Único país que apostou no afrouxamento da quarentena – usando o que os especialistas chamam de “imunização de rebanho” – Reino Unido decidiu-se pelo isolamento nacional após aumento dos casos de CoVID-19 na população

 

Bolsonaro descumpre todas as medidas de isolamento social e ainda esconde o seu teste para contaminação com CoVID-19

Termo utilizado pela primeira vez no pronunciamento do presidente Jair Bolsonaro, na terça-feira, 24, o “isolamento vertical” foi descartado em todos os países afetados pela pandemia de coronavírus.

Chama-se “isolamento vertical”, segundo Bolsonaro, a quarentena apenas para idosos, pessoas com doenças crônicas e pacientes já contaminados pela CoVID-19.

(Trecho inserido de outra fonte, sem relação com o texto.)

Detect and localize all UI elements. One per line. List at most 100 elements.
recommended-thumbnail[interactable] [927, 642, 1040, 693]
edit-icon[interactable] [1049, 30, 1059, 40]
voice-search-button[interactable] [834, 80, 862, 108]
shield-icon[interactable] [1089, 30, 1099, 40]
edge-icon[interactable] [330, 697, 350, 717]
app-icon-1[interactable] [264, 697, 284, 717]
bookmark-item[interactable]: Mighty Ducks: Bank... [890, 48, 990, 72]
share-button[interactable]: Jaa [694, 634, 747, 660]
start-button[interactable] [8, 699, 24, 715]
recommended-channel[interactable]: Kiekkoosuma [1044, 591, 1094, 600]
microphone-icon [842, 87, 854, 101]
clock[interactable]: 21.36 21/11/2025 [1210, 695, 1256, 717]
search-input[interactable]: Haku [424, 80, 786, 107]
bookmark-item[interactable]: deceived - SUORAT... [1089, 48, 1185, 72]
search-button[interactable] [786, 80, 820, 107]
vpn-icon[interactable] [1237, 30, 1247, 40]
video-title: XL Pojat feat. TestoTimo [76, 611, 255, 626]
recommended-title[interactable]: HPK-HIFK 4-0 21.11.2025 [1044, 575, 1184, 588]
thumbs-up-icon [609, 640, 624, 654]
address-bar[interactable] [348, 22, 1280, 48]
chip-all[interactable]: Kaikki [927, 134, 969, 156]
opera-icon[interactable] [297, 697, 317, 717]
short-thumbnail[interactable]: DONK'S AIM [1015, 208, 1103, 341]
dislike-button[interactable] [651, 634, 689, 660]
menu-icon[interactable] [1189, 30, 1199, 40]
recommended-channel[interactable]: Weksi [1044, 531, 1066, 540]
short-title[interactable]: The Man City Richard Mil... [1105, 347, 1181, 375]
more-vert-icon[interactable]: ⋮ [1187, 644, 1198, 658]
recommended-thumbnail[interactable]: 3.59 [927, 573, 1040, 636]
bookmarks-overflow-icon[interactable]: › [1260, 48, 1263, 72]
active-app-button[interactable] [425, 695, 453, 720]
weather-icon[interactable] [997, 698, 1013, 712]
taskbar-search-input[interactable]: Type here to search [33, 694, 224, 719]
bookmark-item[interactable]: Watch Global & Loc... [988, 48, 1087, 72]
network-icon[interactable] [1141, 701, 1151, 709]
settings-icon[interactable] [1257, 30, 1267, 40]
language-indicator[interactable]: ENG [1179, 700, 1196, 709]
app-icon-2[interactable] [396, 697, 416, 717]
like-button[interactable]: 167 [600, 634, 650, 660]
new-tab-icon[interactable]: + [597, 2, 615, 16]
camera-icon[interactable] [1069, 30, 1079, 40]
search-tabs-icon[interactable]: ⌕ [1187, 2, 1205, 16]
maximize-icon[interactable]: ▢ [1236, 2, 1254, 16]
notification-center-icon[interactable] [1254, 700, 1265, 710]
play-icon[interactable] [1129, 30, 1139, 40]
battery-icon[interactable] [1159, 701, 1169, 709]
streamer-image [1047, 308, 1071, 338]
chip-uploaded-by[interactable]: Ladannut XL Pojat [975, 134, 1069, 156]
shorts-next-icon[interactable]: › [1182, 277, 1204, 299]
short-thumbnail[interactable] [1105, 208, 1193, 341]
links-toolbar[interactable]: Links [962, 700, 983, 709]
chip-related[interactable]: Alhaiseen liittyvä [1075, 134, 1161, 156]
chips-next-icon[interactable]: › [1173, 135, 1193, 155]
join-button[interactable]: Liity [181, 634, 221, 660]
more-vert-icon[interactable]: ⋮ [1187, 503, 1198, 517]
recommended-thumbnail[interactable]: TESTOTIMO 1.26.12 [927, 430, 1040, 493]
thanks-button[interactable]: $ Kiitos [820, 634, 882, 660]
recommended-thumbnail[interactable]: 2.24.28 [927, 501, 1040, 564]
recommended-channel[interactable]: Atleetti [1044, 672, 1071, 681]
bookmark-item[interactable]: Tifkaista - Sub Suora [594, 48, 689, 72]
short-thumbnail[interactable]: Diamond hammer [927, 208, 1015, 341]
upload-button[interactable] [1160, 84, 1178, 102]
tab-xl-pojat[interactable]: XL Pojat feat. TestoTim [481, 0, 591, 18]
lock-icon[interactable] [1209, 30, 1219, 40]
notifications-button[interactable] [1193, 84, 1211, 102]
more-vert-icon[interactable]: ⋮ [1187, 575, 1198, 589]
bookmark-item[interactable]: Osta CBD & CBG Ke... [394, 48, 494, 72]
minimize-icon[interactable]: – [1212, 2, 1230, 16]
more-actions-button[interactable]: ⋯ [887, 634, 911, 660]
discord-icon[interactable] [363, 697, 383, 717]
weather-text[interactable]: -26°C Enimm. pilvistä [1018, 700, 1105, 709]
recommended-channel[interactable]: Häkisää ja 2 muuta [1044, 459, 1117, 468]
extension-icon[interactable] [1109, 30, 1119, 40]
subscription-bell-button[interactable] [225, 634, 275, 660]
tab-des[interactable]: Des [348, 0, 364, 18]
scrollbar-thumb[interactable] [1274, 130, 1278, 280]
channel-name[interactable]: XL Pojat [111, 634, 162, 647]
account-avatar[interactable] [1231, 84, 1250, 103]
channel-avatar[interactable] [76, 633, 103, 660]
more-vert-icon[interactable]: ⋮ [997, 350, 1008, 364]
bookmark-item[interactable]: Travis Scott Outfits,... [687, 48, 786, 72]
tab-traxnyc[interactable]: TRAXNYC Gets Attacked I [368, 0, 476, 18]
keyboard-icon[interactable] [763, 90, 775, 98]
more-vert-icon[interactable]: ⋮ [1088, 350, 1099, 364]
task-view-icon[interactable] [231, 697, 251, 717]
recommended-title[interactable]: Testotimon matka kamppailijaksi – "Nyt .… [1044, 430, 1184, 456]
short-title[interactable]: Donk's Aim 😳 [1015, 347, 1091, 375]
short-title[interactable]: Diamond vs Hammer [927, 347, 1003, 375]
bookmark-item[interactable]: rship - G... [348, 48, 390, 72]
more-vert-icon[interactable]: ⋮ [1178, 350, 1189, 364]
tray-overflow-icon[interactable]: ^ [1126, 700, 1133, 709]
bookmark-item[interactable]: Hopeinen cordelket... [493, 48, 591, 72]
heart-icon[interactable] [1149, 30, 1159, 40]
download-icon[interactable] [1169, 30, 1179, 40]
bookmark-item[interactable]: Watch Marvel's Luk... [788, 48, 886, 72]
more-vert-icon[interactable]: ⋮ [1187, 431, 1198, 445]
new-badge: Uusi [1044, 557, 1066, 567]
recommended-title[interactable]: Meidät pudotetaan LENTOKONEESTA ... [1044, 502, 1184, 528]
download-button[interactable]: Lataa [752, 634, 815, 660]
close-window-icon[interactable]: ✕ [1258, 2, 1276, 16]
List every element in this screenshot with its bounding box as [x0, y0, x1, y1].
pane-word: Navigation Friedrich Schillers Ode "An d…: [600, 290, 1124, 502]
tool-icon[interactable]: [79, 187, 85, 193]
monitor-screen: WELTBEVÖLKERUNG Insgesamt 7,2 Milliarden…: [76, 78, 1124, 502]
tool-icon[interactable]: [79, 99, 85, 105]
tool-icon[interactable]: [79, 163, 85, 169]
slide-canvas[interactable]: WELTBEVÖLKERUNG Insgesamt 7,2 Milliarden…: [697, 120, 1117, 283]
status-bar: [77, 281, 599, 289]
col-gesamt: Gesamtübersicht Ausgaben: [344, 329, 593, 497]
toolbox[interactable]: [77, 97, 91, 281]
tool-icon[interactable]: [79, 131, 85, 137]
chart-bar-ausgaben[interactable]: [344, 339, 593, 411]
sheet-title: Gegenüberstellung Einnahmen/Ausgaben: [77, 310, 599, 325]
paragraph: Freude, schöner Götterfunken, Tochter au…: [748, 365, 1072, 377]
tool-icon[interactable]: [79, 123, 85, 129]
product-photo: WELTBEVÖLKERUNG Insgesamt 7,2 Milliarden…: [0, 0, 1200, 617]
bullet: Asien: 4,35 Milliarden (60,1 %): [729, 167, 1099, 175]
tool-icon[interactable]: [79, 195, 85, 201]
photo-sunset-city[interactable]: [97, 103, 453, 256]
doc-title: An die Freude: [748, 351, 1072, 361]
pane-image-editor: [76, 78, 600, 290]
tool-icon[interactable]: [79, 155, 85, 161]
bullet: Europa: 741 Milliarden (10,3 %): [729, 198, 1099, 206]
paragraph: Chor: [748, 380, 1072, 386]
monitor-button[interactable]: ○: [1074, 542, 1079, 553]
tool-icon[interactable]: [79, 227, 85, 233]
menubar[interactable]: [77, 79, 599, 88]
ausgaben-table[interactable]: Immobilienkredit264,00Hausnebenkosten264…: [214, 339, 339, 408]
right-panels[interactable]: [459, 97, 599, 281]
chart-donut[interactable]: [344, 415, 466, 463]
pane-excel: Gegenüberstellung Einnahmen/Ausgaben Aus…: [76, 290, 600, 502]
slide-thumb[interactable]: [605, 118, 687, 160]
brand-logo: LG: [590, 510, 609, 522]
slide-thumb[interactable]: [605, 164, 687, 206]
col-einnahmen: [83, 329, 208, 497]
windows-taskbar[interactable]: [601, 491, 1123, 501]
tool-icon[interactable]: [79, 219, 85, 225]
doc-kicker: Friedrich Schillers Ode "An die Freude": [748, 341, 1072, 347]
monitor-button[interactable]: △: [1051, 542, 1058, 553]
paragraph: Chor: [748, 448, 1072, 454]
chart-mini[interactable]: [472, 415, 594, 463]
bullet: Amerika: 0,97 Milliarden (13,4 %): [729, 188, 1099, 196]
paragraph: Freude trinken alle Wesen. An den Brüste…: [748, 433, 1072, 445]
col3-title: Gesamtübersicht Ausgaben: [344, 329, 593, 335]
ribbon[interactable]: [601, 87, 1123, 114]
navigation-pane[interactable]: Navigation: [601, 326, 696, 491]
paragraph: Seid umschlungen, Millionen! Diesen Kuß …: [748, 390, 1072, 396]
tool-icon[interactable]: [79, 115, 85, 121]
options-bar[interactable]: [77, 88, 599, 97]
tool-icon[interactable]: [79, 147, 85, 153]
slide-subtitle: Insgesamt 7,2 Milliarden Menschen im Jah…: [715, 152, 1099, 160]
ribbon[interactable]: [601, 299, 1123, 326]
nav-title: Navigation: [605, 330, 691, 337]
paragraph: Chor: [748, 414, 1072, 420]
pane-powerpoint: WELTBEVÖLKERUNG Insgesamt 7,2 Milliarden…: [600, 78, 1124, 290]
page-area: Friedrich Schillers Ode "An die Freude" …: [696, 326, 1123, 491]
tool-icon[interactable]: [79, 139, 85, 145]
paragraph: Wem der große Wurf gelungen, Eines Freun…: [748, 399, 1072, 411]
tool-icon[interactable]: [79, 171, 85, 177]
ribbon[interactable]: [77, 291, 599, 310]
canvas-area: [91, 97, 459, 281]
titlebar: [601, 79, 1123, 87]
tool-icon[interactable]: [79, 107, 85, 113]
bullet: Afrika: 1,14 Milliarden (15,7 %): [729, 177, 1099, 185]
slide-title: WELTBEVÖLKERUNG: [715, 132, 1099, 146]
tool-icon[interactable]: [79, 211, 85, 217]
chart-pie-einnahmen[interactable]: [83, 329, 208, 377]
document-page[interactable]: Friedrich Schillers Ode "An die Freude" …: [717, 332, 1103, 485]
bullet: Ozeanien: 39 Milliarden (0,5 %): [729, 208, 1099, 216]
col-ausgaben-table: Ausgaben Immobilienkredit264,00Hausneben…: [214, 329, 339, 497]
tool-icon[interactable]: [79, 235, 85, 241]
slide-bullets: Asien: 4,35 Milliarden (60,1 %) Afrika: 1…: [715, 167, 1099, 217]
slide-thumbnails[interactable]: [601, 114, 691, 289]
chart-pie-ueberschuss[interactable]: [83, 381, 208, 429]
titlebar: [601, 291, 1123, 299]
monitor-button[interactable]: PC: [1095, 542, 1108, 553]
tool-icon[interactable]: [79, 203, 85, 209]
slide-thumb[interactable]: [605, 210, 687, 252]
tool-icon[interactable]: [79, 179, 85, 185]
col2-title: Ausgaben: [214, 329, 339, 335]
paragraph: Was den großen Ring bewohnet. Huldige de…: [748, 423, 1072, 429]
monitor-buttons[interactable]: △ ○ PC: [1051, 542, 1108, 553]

Mas a proposta de Bolsonaro não encontra respaldo na comunidade científica, muito menos entre especialistas em infectologia.

E foi rejeitada por todos os governos que enfrentam a pandemia.

Mulher e criança observam da varanda de casa, em isolamento social decretado pelo primeiro-ministro do Reino Unido, Boris Johnson

O Reino Unido foi a única região a segurar ao máximo a quarentena obrigatória, utilizando-se da chamada “imunização de rebanho”, prática de expor a população para imunizá-la rapidamente. 

A estratégia utilizada pelo primeiro-ministro Boris Johnson, foi abortada na última terça-feira, mesmo dia em que Bolsonaro insistiu com o afrouxamento, escandalizando o mundo.

Curiosamente, o discurso de Bolsonaro é o mesmo usado pelo presidente americano Donald Trump, que insiste em pregar o afrouxamento do isolamento social como forma de salvar a economia.

Nos EUA, no entanto, a pressão da opinião pública e dos governadores – que têm autonomia para tomar medidas – estão domando o mentor do presidente brasileiro. (Leia aqui)

O conoravírus proliferou mais rapidamente nas regiões em que as medidas de contenção foram demoradas, a exemplo da Itália, da Espanha e da França – que, aliás, vem reduzindo o número de casos desde que determinou a quarentena obrigatória.

Portão de Brandesburgo, na Alemanha, onde as medidas contra o coronavírus dão maior segurança ao país para conter o avanço da CoVID-19

Alemanha e Taiwan, que tomaram medidas transparentes e em conjunto com toda sua sociedade, desde o início da pandemia, enfrentam a escalada do coronavírus com relativo controle. (Entenda aqui e aqui)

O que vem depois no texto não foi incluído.